性病治療

その他の性病

エイズ(HIV)

HIV(human immunodeficiency virus)の感染によって引き起こされ、極度に免疫機能が低下し、日和見感染や悪性腫瘍、脳神経障害が発生し、死亡する疾患です。
HIVは感染者の血液、精液、子宮頚管粘液中に存在します。このため、おもな感染経路は性行為であり、このほかHIVを含んだ血液製剤の使用、輸血、注射器のまわし打ちなどにより感染することがあります。また、感染妊婦からの母子感染により約25%の胎児が感染します。
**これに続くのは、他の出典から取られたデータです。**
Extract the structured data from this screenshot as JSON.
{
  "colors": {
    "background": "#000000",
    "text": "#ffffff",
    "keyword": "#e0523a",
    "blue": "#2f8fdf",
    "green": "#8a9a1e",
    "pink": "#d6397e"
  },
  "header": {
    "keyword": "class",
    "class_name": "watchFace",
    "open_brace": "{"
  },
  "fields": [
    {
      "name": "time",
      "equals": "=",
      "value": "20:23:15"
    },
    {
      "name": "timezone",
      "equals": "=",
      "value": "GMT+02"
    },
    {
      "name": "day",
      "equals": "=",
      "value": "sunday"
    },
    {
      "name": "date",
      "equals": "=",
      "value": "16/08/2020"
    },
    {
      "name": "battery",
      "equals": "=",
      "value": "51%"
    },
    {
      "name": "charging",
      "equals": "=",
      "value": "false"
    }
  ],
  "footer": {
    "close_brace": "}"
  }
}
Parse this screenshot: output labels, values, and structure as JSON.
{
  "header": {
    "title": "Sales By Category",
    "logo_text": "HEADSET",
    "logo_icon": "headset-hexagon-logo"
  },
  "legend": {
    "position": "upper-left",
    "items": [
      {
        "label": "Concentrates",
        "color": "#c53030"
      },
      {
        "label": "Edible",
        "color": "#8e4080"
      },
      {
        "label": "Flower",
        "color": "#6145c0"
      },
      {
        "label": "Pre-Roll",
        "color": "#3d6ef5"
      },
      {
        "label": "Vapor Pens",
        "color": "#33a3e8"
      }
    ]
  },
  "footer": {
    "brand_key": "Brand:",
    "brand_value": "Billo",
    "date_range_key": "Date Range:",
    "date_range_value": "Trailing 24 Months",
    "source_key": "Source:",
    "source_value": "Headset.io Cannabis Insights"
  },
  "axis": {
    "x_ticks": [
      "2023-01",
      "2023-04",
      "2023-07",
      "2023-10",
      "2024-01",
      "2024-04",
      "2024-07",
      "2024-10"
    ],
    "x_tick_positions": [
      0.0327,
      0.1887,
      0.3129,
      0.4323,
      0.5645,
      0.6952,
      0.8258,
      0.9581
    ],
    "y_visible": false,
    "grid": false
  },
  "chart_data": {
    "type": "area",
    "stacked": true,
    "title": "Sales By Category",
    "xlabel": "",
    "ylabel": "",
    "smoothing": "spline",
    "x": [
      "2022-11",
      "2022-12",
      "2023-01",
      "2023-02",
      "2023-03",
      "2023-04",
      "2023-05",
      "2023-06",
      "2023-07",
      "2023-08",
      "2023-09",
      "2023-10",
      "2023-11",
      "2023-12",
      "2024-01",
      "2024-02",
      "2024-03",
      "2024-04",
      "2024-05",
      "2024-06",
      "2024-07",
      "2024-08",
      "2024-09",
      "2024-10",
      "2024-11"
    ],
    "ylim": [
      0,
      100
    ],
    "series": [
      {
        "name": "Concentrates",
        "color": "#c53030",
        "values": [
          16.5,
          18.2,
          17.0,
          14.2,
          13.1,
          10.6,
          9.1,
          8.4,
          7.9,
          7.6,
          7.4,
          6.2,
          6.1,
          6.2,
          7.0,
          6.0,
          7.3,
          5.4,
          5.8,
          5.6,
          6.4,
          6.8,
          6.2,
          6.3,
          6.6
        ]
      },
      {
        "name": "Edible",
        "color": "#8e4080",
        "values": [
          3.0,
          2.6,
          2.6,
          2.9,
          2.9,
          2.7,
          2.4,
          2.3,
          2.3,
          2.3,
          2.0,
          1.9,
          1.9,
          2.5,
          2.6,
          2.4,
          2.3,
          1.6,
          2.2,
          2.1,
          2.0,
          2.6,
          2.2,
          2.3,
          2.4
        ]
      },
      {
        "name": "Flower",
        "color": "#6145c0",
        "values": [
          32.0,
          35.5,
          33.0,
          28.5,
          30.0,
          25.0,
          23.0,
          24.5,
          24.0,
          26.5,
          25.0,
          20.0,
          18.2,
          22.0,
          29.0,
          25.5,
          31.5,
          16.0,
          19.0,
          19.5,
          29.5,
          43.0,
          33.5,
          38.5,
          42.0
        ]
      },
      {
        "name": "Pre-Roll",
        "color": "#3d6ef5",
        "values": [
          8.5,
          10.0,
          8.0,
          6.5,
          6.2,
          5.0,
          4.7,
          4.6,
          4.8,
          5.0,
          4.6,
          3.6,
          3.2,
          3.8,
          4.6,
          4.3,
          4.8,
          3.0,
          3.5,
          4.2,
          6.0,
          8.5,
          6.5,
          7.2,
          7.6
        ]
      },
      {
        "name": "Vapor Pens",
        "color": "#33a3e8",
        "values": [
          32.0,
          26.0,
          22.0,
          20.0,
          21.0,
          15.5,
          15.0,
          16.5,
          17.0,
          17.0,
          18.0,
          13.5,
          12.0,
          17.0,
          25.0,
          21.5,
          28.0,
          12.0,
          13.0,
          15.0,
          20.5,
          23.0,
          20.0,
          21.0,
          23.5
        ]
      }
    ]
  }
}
多くの場合、感染してから7~10年の間は症状を示さず、無症候性キャリアーといわれる時期があります。この時期に知らずに性交により他人に感染させる危険があります。
その後、発熱、下痢、体重減少、リンパ節腫脹などを主とするエイズ関連症候群といわれる時期があり、やがて典型的なエイズの症状を示すようになります。

梅毒

性交による感染、時には輸血などによる感染もあります。
感染後、3週、3ヶ月、3年、30年ごとに症状が進行します。
3週間後、性器や鼠径部(股の付け根)に無痛の硬いしこりができ、その後自然に消失します。
3ヶ月後、無痛性の鼠径リンパ節の腫れが起こりますが、自然に消失します。
3年後、皮膚に色々な発疹や赤い斑点がでて、神経炎や血管炎を起こしたりします。
そのまま放置しておくと、30年後には色々な臓器に腫瘍ができ、死に至ります。
脳卒中症状、神経衰弱なども起こります。
妊婦は母子感染を引き起こす可能性があり、死産、早産、何らかの異常を伴います。

トリコモナス

一般的には性交によって感染しますが、便器やお風呂の椅子、タオルなどからの感染も考えられるため、家族感染の危険性もあります。
男性の場合は殆ど自覚症状が出ません。女性の場合もすべての人に自覚症状が出るわけではありません。
主な症状は、悪臭のある黄緑色または乳白色の分泌物、かゆみ、外陰部や膣の灼熱感など。
検査は膣粘膜(あるいは尿道内)を綿棒で少し取り、顕微鏡で原虫の存在を確認します。 

B型肝炎

感染後、1~6ヶ月で消化器症状を主とする肝炎症状とともに黄疸が現れます。ほとんどの場合、発症後3ヶ月以内に肝機能は正常化します。
しかし、劇症肝炎となり短期間で死亡することもあります。また、感染はしているが発症せずに長年発見されず、慢性肝炎あるいは肝硬変で初めて発見されることがあり、肝細胞ガンに発展する例も多くあります。

そけいリンパ肉芽腫

感染して1~2週間後、病原体の侵入箇所に小丘疹、小水疱が出る。
発疹の発生1週間後、鼠径リンパ腺(太股付け根のリンパ腺)に硬いしこりができます。
発熱し、膿を持ったできものが膣や外陰部から尿道や直腸に及び、外陰部が象皮病のようになることもあります。
日本ではほとんど見られません。東南アジア、アフリカ方面へ旅行に行く人は注意が必要です。

膣カンジダ

多くの女性が経験する病気で、性交渉が無くても自然発症する病気です。性交でも感染することがあるというだけで、一般に言われる「性病」ではありません。 
女性の場合は性器、外陰部が赤く腫れ、かゆみを伴います。白いヨーグルト状のおりものがあり、膣内粘膜には白または黄色のカス状のおりものが付着します。
男性の場合は亀頭部に、潰れやすい小さい膿を持った発疹ができます。皮膚の一部がかぶれたように赤くなることもあります。男性がカンジダになることは少ないです。
性交や入浴(タオルなど)、ちり紙によっても感染する場合があります。